Articolo di Fulvio Cammarano pubblicato su Corriere adriatico, il 06/04/10
Nonostante il passo indietro, il segnale lanciato dai governatori del Piemonte e del Veneto, Cota e Zaia, è piuttosto indicativo del radicamento di una nuova cultura politica. A forza di personalizzare la politica e di giocarla tutta sui personaggi, finisce che questi, una volta eletti, pensano di essere al di sopra della legge o meglio che la legge la facciano loro. L’idea di utilizzare l’appello del Papa contro l’uso della pillola Ru486 deve essere apparsa un’occasione irripetibile per continuare a cavalcare l’onda della polemica elettorale. Solo che le elezioni sono finite e come ha detto anche Berlusconi è ora di mettersi a lavorare. Questo vuol dire che l’euforia agonistica che ancora contagiava i neo-governatori deve placarsi anche perché, in questo caso, i sondaggi non rivelano una divisione ideologica sul tema. Molti elettori e soprattutto elettrici di destra sono infatti contrarie a quel vero e proprio calvario femminile che si verifica ogniqualvolta l’aborto controllato dal servizio sanitario viene ostacolato. La Ru 486 è uno dei modi attraverso cui si può ridurre il trauma dell’intervento ma non per questo è come “prendere un’aspirina”. Lo zelo da neofiti ha giocato un brutto scherzo ai governatori padani i quali non sono stati in grado di distinguere l’ambito delle dichiarazioni, degli annunci e dei proclami, in cui la Lega è maestra, da quello delle responsabilità di governo. Un conto è dire di essere contro la pillola abortiva e un altro è dichiarare che, come governatori, si oppongono al suo utilizzo negli ospedali delle due regioni.

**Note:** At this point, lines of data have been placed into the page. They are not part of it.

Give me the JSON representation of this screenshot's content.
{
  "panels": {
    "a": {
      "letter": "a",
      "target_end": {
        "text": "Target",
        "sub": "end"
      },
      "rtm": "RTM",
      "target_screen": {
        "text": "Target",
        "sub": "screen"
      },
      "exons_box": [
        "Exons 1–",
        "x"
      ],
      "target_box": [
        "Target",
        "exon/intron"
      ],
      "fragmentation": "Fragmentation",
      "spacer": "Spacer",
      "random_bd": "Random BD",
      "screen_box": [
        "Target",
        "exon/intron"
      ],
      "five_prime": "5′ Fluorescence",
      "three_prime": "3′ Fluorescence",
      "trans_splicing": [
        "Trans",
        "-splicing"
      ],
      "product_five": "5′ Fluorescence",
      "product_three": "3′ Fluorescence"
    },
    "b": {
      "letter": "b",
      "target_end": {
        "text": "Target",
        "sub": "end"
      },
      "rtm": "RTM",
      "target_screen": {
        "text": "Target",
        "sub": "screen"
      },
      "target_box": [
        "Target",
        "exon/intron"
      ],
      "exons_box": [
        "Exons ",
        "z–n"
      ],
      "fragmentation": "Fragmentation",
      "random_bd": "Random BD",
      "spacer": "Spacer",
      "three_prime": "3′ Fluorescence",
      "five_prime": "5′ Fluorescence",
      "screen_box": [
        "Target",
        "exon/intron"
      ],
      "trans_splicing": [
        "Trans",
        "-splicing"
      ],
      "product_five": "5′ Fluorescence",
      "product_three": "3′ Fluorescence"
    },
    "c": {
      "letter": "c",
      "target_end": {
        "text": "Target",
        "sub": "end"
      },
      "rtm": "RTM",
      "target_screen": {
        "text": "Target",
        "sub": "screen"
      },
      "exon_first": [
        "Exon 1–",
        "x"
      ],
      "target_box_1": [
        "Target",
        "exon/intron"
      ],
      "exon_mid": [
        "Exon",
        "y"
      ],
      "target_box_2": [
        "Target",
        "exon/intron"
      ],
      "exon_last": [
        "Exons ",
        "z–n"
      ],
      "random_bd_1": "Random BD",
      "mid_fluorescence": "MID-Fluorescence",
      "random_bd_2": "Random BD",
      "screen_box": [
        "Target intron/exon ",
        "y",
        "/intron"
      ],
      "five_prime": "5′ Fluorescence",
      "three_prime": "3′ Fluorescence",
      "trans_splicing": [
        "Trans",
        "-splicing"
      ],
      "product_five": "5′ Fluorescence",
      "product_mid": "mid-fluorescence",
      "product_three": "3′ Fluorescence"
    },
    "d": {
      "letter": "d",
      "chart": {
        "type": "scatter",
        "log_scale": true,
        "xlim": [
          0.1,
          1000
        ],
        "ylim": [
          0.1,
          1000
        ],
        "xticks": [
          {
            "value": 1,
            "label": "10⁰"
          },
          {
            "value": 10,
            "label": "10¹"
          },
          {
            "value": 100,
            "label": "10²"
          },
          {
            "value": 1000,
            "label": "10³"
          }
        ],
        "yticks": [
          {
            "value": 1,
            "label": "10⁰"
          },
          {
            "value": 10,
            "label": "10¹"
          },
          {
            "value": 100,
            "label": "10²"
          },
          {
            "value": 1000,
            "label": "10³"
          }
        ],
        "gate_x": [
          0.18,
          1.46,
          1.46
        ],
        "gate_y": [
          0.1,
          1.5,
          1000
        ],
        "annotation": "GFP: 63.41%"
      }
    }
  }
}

Questa “uscita”, in termini tecnici, si chiama secessione, vale a dire quel fenomeno di separazione traumatica di una comunità dal proprio Stato che inizia sempre con il rifiuto di obbedire alle leggi di quest'ultimo. Da lì alla guerra civile, il passo è breve. Un po’ troppo, soprattutto se si pensa che sul tema anche all’interno della coalizione di governo e della stessa Lega non c’è unanimità di pensiero. Bossi sa bene che per raggiungere il proprio scopo, quello di una più o meno accentuata autonomia federale delle regioni italiane, deve continuare a presentarsi come alleato affidabile del PdL e componente politica radicata nel territorio. Chi vota Lega vuole rassicurazioni in merito alle politiche di controllo delle immigrazioni, chiede la difesa di un immaginario e superficiale mondo delle tradizioni (e tra queste anche il cattolicesimo del perbenismo, scudo d’identità piuttosto che pratica evangelica) ma certo non intende rinunciare alle conquiste di una sofferta modernità, come quelle della legge 194 che regola e limita la pratica abortiva. Il problema politicamente rientrato rimane però sullo sfondo ed è quello della mancanza di educazione istituzionale di questa leva di classe politica, quell’educazione che sa distinguere tra polemica e rispetto delle leggi, che fa dire a Casini o alla Finocchiaro che l’aborto è una sconfitta in sé ma la legge va sempre rispettata: se il modo d’intendere il proprio ruolo di governatori diventa occasione per creare dei contropoteri adesso che il governo è nelle mani del centro-destra, non è difficile immaginare cosa potrebbero accadere qualora l’esecutivo nazionale passasse al centro-sinistra.
E’ il destino della Lega: per quanto s’impegni a rassicurare gli italiani sulla bontà delle proprie intenzioni, non riesce, nei fatti, a cancellare l’immagine minacciosa di una forza che, per continuare ad avere successo, dovrà sempre brandire l’arma dell’anti-illuminismo e dell’irrazionalismo (a cominciare dall’indifferenza per le regole e per i diritti individuali), per tenere sotto scacco le istituzioni liberali.